FusionOps' approach hits all the right notes in the market

FusionOps Insight is unproven in the market, but it stands a good chance of success since it's aligned to the needs of today's cost-conscious IT budgets, removing much of the installation and configuration graft behind setting up a BI application, such as data cleansing, ETL, application integration and presentation formatting.

FusionOps' SaaS delivery means rapid deployment (Insight can be integrated with an ERP system and up and running in hours), low start-up costs (Insight is priced at $1,000 per user, for a minimum of ten users, with enterprise data hosting at $3,000 a month per company) and quick ROI (within eight to 12 weeks, the company claims) with measurement and tracking of a business process available in a matter of hours, as opposed to days or months.

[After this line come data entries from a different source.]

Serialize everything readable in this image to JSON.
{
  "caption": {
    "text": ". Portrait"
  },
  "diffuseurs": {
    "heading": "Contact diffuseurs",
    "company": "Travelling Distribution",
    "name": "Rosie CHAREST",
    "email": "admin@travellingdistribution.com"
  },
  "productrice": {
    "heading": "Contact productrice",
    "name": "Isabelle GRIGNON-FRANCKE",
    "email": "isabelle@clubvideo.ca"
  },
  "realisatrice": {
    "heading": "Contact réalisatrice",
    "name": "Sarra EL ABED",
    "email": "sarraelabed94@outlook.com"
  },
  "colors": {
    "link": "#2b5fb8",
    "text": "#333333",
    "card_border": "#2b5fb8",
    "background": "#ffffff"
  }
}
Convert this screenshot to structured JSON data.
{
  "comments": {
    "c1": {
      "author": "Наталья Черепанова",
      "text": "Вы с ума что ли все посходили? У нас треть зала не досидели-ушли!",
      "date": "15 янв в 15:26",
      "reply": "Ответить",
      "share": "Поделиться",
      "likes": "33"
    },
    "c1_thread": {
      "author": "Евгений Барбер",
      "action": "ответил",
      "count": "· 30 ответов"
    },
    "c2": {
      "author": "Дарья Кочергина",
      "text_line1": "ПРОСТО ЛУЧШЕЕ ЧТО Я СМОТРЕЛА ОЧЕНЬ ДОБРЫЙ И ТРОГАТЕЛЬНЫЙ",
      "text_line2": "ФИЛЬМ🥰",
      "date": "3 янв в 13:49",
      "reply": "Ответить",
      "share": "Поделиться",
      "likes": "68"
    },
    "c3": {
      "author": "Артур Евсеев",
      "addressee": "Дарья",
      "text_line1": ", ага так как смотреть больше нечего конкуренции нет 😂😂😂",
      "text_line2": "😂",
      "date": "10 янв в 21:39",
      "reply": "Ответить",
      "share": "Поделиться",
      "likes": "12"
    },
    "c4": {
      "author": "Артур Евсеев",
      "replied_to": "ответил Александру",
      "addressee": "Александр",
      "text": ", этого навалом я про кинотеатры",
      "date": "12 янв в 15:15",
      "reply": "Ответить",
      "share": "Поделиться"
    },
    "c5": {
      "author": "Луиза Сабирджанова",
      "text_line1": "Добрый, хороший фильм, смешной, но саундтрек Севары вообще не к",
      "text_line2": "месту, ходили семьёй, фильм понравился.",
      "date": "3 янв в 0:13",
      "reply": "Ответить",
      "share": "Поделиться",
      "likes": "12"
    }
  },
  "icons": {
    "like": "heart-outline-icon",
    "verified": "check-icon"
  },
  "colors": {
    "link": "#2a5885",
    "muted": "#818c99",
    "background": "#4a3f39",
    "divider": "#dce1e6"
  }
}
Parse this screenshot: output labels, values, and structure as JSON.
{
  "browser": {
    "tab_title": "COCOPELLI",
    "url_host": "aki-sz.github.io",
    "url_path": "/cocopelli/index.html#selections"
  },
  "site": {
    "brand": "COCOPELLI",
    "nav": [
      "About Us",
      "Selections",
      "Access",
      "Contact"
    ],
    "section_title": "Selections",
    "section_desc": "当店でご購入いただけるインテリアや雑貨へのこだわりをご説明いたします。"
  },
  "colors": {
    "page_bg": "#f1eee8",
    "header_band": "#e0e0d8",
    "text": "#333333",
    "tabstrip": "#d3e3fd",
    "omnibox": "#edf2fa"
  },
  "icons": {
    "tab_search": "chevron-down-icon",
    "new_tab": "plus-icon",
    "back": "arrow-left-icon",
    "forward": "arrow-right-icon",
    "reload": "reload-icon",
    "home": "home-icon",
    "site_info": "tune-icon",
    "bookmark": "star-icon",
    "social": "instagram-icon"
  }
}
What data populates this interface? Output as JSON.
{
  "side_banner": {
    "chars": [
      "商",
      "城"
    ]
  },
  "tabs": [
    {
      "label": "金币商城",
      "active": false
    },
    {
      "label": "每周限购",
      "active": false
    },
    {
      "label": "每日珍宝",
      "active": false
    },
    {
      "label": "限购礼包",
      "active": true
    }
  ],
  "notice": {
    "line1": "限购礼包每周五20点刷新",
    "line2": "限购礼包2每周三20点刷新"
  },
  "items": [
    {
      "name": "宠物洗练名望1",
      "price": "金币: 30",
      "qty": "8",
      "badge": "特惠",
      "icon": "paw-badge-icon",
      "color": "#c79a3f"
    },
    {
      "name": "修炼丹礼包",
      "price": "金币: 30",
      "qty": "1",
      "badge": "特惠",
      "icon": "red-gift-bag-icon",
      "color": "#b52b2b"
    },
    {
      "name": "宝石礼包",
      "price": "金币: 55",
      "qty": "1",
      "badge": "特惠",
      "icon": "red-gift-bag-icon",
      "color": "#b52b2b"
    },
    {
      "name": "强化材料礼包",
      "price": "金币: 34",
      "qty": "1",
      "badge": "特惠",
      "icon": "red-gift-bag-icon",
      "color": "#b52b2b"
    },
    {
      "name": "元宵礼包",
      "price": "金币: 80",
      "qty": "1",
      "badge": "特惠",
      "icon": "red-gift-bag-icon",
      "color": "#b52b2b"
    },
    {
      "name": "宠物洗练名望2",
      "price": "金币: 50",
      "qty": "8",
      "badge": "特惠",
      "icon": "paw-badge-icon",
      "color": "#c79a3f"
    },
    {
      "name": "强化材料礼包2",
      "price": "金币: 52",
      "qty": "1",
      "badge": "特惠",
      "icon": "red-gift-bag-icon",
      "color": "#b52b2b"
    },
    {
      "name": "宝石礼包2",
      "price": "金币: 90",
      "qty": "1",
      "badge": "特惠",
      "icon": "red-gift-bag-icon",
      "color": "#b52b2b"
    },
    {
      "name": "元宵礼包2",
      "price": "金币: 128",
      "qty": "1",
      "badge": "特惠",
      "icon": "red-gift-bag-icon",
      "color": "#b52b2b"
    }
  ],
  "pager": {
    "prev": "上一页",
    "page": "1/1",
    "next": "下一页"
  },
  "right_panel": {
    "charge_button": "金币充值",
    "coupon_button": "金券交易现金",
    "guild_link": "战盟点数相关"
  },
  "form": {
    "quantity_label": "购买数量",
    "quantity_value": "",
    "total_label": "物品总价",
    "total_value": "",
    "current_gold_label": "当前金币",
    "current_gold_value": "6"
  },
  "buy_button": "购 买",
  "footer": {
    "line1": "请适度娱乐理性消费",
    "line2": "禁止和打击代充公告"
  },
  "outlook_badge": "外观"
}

The company could face a backlash from its ERP partners

While the ROI of SaaS-based BI is apparent, FusionOps' ERP-centric approach could also be tricky to manage. We see potential conflicts arising as both SAP and Oracle now provide their own BI tools - Business Objects and Hyperion, as both on-premise and SaaS offerings - which they aggressively pitch to their own ERP bases. It's unlikely that either of these two companies is going to stand aside and cede BI deals to FusionOps in the long term. FusionOps is hoping that its rapid speed of implementation and out-of-the-box metrics will be compelling enough for SAP or Oracle customers facing a long and expensive nine-month BusinessObjects or Hyperion tools deployment. But in spite of providing a low-cost supply chain analytic alternative, many end-user organisations will still be unwilling to gamble such an important function on a less trusted BI supplier.

Also, make no mistake: Insight is no substitute for a full-blown enterprise performance management system. Right now Insight is a read-only application. That makes it difficult to perform forward-looking planning, forecasting and simulations. Nor is there any way for users to write back the analytics into the ERP system for closed-loop action. Finally, Insight is only optimised for SAP application environments, with Oracle support expected soon. Companies looking to integrate other data sources will have to do some custom development in conjunction with business process management systems to build automated processes and dashboards.